Просто рассвет. Июньский. Обычный - розовеющий с востока.

Завороженный, не мог оторвать взгляд. Не шелохнувшись, стоял до чистого утреннего неба.

И тогда отчетливо понял, что это - чудо. А значит, глупо не верить в чудеса.

Вот и прорвался он за барьер - без взрыва, в тишине. За барьер трезвого смысла, одномерности и расчета.

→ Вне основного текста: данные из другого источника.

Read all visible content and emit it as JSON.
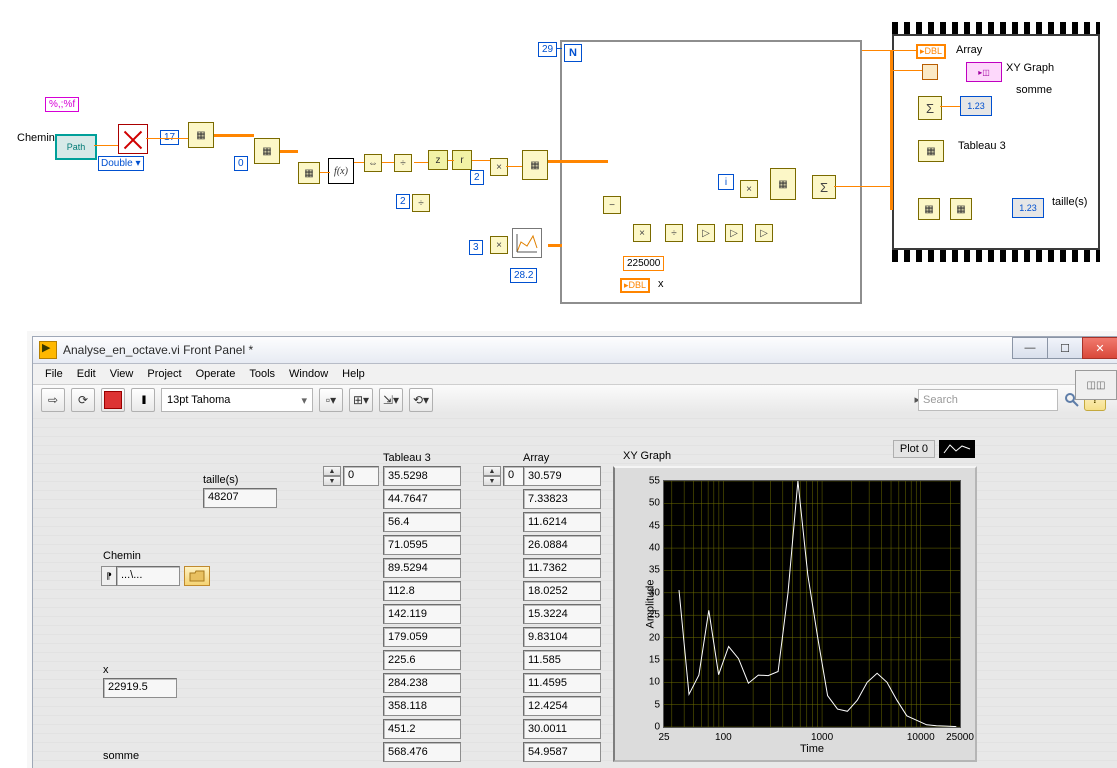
{
  "bd": {
    "chemin_label": "Chemin",
    "path_caption": "Path",
    "format_str": "%,;%f",
    "double_ring": "Double",
    "const_17": "17",
    "const_0": "0",
    "const_2a": "2",
    "const_2b": "2",
    "const_3": "3",
    "const_28_2": "28.2",
    "const_225000": "225000",
    "const_29": "29",
    "label_x": "x",
    "seq_labels": {
      "array": "Array",
      "xy_graph": "XY Graph",
      "somme": "somme",
      "tableau3": "Tableau 3",
      "taille": "taille(s)"
    },
    "dbl_tag": "DBL",
    "num_ind": "1.23"
  },
  "window": {
    "title": "Analyse_en_octave.vi Front Panel *",
    "min": "—",
    "max": "☐",
    "close": "✕"
  },
  "menu": [
    "File",
    "Edit",
    "View",
    "Project",
    "Operate",
    "Tools",
    "Window",
    "Help"
  ],
  "toolbar": {
    "font": "13pt Tahoma",
    "search_ph": "Search",
    "help": "?"
  },
  "labels": {
    "taille": "taille(s)",
    "chemin": "Chemin",
    "x": "x",
    "somme": "somme",
    "tableau3": "Tableau 3",
    "array": "Array",
    "xy_graph": "XY Graph"
  },
  "values": {
    "taille": "48207",
    "path_value": "...\\...",
    "x": "22919.5",
    "index0_a": "0",
    "index0_b": "0"
  },
  "tableau3": [
    "35.5298",
    "44.7647",
    "56.4",
    "71.0595",
    "89.5294",
    "112.8",
    "142.119",
    "179.059",
    "225.6",
    "284.238",
    "358.118",
    "451.2",
    "568.476"
  ],
  "array": [
    "30.579",
    "7.33823",
    "11.6214",
    "26.0884",
    "11.7362",
    "18.0252",
    "15.3224",
    "9.83104",
    "11.585",
    "11.4595",
    "12.4254",
    "30.0011",
    "54.9587"
  ],
  "chart": {
    "title": "XY Graph",
    "ylabel": "Amplitude",
    "xlabel": "Time",
    "yticks": [
      0,
      5,
      10,
      15,
      20,
      25,
      30,
      35,
      40,
      45,
      50,
      55
    ],
    "xticks": [
      25,
      100,
      1000,
      10000,
      25000
    ],
    "legend": "Plot 0"
  },
  "chart_data": {
    "type": "line",
    "title": "XY Graph",
    "xlabel": "Time",
    "ylabel": "Amplitude",
    "x_scale": "log",
    "xlim": [
      25,
      25000
    ],
    "ylim": [
      0,
      55
    ],
    "series": [
      {
        "name": "Plot 0",
        "x": [
          35.5,
          44.8,
          56.4,
          71.1,
          89.5,
          112.8,
          142.1,
          179.1,
          225.6,
          284.2,
          358.1,
          451.2,
          568.5,
          716.2,
          902.4,
          1137,
          1432,
          1805,
          2275,
          2866,
          3612,
          4551,
          5735,
          7225,
          9103,
          11470,
          14449,
          18205,
          22937
        ],
        "y": [
          30.6,
          7.3,
          11.6,
          26.1,
          11.7,
          18.0,
          15.3,
          9.8,
          11.6,
          11.5,
          12.4,
          30.0,
          55.0,
          34.0,
          20.0,
          7.0,
          4.0,
          3.5,
          6.0,
          10.0,
          12.0,
          10.0,
          6.0,
          2.5,
          1.5,
          0.5,
          0.3,
          0.2,
          0.1
        ]
      }
    ]
  }
}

Лишь потом, много спустя, он все это вспомнил, обдумал, исчислил и назвал именами, а тогда словно стронулось что-то в мире, переменилось, и только одно откровенно и ясно предстало перед ним: он обречен на войну с этой слепой жизнью, не знающей своего будущего. Он победит тьму, развеет ее, и каким бы диким, нелепым ни казалось со стороны это противоборство, он вступит в него. Ради этого были летные годы, ради этого - самообман сроков, ради этого - мучительное воскрешение. Все не случайно: он избран, отмечен, предназначен.

Исчезла темная, клокочущая масса, исчез страх, внезапно обнажилась суть, и была она прекрасна.

- ...Что это вы не спите? - сказал Матвей, и вышло грубо, будто был он сварливый хозяин и цеплялся к жиличке.